Мы прочли еще несколько страниц, а потом я начал замечать, что Сери говорит все медленнее и медленнее, со все большим и большим трудом.
— Если ты устала, — сказал я, — я почитаю дальше сам.
— Ладно. Да и что в этом плохого?
Она достала из сумки какую-то книжку и легла на другую кровать. Я продолжил чтение рукописи, мучительно пробираясь через дебри несообразностей, как то, моей милостью, приходилось делать Сери. Время от времени я обращался к ней за помощью, и она объясняла мне, почему сделала замену так, а не иначе. Но все ее интерпретации лишь еще больше подогревали во мне любопытство. Они подтверждали то, что я знал о себе, но одновременно подкрепляли мои сомнения.
Через какое-то время Сери разделась и легла спать. Я продолжал чтение. Вечер был теплый, я сидел без рубашки и босиком, ощущая ступнями приятную шершавость тростниковой циновки.
И вдруг ко мне пришла уверенность, что, если в рукописи и содержится какая-нибудь правда, то это правда анекдота, анекдота в старом смысле этого слова, анекдота, как короткой, характерной жизненной сценки. Я не мог усмотреть там ничего иного — ни глубинной структуры, ни ярких метафор.

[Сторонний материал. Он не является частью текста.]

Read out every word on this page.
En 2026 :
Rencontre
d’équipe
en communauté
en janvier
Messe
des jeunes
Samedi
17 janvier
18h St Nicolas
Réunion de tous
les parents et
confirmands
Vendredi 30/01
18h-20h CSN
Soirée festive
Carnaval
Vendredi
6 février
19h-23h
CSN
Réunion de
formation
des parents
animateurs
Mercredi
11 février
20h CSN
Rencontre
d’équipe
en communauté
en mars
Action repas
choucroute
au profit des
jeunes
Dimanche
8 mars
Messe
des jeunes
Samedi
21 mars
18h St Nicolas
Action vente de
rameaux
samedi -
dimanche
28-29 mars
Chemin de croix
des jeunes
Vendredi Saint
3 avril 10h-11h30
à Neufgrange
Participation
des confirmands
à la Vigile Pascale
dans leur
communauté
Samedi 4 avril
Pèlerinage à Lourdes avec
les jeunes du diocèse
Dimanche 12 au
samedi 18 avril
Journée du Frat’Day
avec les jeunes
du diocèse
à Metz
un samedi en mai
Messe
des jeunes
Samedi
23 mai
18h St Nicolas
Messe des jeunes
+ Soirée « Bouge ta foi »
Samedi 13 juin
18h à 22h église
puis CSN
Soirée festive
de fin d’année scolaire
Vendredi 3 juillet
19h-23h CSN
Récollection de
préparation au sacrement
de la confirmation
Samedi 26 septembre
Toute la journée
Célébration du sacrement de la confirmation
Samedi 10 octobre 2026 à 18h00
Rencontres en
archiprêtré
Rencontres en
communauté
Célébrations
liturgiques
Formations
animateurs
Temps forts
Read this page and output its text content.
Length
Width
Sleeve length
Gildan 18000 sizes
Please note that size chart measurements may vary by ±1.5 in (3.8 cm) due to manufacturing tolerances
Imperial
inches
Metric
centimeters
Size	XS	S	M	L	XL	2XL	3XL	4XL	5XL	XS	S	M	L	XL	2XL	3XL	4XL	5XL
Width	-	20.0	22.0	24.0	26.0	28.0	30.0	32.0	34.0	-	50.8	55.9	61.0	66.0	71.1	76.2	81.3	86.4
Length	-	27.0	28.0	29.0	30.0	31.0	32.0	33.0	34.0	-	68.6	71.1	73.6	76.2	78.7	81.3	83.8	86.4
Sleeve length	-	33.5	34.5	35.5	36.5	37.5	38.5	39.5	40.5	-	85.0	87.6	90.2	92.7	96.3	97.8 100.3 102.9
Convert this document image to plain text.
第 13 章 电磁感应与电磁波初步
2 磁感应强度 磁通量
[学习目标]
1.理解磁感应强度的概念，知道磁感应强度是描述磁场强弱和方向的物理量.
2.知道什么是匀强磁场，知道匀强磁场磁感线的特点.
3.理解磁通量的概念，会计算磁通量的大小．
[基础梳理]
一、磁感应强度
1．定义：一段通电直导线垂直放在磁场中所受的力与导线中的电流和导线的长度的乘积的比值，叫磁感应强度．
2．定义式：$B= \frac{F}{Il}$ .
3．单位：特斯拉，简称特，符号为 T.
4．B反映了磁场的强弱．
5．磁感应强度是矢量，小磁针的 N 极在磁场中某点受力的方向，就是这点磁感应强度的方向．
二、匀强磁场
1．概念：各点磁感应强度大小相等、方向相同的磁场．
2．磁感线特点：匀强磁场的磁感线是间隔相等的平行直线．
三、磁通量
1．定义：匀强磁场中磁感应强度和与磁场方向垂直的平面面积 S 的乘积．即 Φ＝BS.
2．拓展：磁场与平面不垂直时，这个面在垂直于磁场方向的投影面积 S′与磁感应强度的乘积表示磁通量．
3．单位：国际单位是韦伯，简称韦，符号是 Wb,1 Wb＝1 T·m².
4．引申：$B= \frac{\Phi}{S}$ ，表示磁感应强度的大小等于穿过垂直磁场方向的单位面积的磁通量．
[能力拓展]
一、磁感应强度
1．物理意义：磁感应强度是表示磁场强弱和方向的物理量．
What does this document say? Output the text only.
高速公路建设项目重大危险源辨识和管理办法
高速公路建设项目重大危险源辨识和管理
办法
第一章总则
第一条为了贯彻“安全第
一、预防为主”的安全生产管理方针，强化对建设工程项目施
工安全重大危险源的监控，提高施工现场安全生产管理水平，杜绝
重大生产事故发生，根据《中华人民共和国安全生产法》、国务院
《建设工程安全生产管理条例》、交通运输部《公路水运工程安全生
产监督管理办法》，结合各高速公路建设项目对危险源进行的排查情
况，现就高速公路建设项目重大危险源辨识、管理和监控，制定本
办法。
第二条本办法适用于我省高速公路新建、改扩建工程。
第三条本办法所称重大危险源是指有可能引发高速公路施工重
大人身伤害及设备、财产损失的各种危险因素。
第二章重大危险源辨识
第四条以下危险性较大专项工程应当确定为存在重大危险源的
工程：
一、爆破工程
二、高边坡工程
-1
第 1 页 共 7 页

Сери пропускала большую часть анекдотов, объяснив это тем, что они совершенно ей непонятны. Мне они тоже были непонятны, однако за невозможностью уловить общий смысл повествования я начал пристальней вглядываться в его детали.
В одном из самых длинных (он занимал несколько страниц машинописного текста) опущенных эпизодов описывалось внезапное появление в «моей» детской жизни некоего «дядюшки Вильяма». Он ворвался в повествование со всей бесцеремонностью старого пирата, принося с собой запах моря и отблеск далеких экзотических стран. Он покорил меня тем, что считался позором семьи, что он курил вонючую трубку и что руки его задубели от мозолей; было ясно, что тогда он сыграл в моей жизни немаловажную роль. Сейчас же, читая рукопись, я вдруг осознал, что дядюшка Вильям, или Билли, как называли его родители, очаровывает меня ничуть не меньше, чем тогда, в далеком детстве. Он действительно существовал, действительно жил.
А вот Сери его вычеркнула. Она ничего о нем не знала, а потому попыталась его уничтожить.
Со мной же дело обстояло иначе: чтобы вычеркнуть дядюшку Вильяма из моей жизни, потребовалось бы нечто значительно большее, чем пара карандашных штрихов. В нем была правда, правда, ломающая рамки анекдота.